It’s the sort of thing you would have expected if George Orwell and Jules Verne had been contemporaries and collaborated on a novel. The Department of Defense creates a vast Hypertext Transfer Protocol Network and allows the private sector to take it over and expand it worldwide. Rather than passing through the pesky step of securing private data through the system’s service providers, the government simply taps into the data as it passes through the undersea fiber optic cables stretching from one continent to another. Suddenly the World Wide Web is one vast party line, at least from the NSA’s perspective.
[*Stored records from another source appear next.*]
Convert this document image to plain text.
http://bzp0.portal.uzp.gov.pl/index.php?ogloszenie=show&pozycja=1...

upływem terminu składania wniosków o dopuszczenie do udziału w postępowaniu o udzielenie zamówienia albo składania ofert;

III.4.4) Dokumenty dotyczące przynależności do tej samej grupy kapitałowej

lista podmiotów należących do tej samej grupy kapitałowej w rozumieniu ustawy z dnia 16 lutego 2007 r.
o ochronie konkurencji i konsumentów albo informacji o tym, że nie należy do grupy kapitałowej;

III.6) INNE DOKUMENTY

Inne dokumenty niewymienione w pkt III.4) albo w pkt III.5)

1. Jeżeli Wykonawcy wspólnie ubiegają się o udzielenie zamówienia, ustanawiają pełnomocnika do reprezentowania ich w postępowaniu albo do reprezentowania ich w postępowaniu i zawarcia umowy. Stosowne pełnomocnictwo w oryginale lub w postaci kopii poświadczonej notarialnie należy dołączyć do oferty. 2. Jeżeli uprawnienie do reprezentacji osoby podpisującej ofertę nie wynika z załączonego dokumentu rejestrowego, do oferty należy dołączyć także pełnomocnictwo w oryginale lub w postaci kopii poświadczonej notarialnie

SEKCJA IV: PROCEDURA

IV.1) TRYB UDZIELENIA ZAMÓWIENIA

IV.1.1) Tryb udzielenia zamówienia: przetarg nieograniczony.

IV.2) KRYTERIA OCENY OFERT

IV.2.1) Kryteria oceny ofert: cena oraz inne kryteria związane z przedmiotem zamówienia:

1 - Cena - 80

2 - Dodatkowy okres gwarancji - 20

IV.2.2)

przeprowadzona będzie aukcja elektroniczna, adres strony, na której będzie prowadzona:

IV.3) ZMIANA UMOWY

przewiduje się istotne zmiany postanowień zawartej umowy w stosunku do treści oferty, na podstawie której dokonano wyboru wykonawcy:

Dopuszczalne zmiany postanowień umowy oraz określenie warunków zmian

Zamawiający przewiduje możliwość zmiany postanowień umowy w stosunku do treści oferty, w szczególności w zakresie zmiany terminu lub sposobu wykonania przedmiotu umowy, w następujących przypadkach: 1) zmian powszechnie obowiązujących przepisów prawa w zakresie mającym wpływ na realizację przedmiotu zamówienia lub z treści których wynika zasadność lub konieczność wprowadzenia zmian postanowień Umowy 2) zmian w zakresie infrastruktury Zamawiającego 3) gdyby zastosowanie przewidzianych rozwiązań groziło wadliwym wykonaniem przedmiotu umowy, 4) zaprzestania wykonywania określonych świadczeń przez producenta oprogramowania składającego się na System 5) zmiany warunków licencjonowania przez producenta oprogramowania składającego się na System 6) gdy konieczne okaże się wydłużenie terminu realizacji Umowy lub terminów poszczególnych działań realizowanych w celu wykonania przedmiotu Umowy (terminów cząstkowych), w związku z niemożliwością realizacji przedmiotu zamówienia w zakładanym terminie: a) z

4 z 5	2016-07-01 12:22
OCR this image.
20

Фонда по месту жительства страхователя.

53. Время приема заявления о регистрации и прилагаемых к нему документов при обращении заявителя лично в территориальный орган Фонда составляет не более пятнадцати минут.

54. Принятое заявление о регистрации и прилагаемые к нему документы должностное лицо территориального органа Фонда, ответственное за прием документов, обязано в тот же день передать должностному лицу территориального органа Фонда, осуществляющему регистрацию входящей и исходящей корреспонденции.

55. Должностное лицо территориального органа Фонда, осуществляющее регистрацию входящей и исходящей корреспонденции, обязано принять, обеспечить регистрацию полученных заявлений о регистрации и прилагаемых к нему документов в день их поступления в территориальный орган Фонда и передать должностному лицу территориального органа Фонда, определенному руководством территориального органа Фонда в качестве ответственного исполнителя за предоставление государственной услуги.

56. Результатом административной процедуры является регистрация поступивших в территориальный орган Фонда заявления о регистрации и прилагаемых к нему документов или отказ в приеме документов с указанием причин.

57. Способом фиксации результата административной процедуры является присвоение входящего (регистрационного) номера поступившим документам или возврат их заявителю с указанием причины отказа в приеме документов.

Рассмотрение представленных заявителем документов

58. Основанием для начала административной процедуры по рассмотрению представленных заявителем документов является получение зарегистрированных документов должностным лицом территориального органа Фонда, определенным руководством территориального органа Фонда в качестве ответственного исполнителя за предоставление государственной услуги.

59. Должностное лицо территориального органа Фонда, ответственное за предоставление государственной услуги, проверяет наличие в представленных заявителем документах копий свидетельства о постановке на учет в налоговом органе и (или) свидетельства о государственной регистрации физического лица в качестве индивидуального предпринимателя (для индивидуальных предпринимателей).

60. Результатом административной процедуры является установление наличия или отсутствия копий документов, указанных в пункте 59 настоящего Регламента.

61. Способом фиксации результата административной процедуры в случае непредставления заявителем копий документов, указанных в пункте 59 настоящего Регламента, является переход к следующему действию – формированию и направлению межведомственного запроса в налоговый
That’s the theory presently being promulgated by investigative reporters with the New York Times. According to The Times‘ article, NSA May Have Hit Internet Companies at a Weak Spot , the data centers belonging to companies like Yahoo and Google are “are locked down with full-time security and state-of-the-art surveillance, including heat sensors and iris scanners.” If anything, it’s easier for government spies to tap the Level 3 Communications Infrastructure, the so-called backbone of the World Wide Web, made up of high capacity optic fiber cables owned by companies like Verizon, the BT Group, and the Vodafone Group.
Nearly everything you and I do online passes through this backbone in route to its final destination. I guess you can say that the NSA has taken up global spinal tapping: sampling the flow of information for infectious or inflammatory elements.
In 20,000 Leagues Under the Sea, Jules Vernes wrote “The sea is everything. It covers seven tenths of the terrestrial globe… It is an immense desert, where man is never lonely, for he feels life stirring on all sides.”
This statement is perhaps more true now than ever before. The sea is a very busy place indeed. And the NSA is one very busy body.